Pour être clair: tous les penthouses de New York ne sont pas créés égaux. Dans certains des plus grands immeubles d'appartements construits avant la fin des années 1920, le dernier étage a été consacré à la vie des logements pour les domestiques des résidents, mais les logements étaient généralement exigus et avaient des plafonds bas et de petites fenêtres. Au fil du temps, alors que les effectifs du personnel de maison diminuaient, ces espaces ont été bricolés pour former des appartements plus grands. Bien que souvent dotés d'un accès à des terrasses sur les toits et d'une vue enviable sur les toits, ces penthouses ont tendance à manquer du luxe désormais impliqué par le terme.

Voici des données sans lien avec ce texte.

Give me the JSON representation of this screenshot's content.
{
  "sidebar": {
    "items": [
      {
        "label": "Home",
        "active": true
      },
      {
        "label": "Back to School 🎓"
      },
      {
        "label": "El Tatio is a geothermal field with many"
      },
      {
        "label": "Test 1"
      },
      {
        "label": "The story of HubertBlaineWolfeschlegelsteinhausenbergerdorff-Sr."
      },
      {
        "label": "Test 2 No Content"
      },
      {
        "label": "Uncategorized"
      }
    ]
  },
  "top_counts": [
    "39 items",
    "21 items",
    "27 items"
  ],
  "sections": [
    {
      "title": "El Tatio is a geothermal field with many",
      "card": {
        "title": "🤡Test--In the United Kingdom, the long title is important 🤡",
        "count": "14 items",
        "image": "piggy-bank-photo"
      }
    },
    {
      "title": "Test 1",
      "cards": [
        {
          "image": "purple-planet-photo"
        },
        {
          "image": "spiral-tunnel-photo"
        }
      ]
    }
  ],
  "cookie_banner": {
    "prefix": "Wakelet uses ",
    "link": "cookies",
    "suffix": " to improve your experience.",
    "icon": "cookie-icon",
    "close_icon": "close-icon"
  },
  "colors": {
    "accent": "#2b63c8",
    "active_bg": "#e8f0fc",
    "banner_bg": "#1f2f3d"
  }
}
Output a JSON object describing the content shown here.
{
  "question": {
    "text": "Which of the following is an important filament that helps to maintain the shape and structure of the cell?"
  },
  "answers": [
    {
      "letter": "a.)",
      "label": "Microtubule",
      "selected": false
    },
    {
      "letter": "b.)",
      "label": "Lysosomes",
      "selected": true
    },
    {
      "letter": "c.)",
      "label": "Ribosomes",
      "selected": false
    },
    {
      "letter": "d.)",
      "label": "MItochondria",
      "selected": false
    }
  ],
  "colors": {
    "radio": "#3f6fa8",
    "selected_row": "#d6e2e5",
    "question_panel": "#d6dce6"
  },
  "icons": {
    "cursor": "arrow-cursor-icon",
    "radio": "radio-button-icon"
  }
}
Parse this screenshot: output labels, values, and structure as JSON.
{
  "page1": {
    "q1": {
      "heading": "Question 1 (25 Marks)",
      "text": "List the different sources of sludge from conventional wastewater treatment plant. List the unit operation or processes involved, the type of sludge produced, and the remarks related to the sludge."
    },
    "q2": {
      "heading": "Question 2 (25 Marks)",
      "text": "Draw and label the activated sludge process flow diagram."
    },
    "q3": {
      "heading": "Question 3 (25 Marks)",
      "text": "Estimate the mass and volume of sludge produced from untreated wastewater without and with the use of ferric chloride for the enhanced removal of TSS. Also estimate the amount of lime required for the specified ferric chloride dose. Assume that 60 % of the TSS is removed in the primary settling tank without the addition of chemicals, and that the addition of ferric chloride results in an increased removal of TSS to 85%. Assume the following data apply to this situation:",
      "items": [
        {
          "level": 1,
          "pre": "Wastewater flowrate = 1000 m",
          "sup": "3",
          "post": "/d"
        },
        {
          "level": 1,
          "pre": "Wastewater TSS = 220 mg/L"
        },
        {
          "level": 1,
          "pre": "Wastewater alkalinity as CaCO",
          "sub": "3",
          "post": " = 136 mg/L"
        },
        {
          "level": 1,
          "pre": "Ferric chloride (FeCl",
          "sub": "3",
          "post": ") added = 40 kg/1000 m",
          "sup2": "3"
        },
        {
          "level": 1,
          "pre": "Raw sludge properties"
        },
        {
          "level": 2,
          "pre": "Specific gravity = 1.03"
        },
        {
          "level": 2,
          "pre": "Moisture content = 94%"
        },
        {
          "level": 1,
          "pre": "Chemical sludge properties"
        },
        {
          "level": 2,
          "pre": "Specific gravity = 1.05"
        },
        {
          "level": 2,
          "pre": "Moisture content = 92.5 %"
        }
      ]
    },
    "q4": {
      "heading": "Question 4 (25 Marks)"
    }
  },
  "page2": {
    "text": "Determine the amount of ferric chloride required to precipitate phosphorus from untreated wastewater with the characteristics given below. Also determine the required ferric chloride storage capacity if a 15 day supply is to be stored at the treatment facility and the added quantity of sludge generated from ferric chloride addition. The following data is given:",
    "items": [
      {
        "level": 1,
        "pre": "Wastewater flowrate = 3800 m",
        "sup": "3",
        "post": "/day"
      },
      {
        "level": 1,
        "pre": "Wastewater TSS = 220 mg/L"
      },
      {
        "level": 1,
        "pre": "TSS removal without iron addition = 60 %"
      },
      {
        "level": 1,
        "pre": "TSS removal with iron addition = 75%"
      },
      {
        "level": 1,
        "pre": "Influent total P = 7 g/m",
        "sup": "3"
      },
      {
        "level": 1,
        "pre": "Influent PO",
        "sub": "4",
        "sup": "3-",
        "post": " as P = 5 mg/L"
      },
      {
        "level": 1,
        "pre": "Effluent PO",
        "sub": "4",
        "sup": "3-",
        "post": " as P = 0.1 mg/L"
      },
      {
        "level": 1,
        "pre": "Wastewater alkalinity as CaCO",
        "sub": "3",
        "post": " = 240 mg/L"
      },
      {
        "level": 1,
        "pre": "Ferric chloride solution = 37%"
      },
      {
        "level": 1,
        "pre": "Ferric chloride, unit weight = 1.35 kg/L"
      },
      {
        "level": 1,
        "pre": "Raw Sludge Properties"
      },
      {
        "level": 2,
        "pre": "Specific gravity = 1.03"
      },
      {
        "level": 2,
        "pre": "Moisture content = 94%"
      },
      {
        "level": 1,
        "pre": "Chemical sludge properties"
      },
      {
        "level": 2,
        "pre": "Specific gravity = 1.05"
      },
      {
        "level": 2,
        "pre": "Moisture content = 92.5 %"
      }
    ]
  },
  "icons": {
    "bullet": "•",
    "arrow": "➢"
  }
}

En conséquence, les penthouses appropriés avant la dépression peuvent être une carrière insaisissable à Manhattan. Ainsi, lorsque le fondateur d'un fonds de capital-investissement et son épouse, une avocate à la retraite, en ont trouvé un - un Duplex de 5500 pieds carrés aux étages supérieurs d'une adresse digne de l'Upper East Side de 1927 - ils ont sauté au opportunité. Créé par le promoteur du bâtiment de 15 étages comme sa propre résidence, il offrait de hauts plafonds, une lucarne en flèche hall d'escalier, et près de 2300 pieds carrés d'espace de terrasse enveloppant trois côtés de l'appartement - idéal pour un couple cette

divertit souvent. «Les os étaient parfaits, tout comme la taille des pièces», dit le mari. «Nous voulions restaurer le glamour que nous avions imaginé à l'origine dans le penthouse.»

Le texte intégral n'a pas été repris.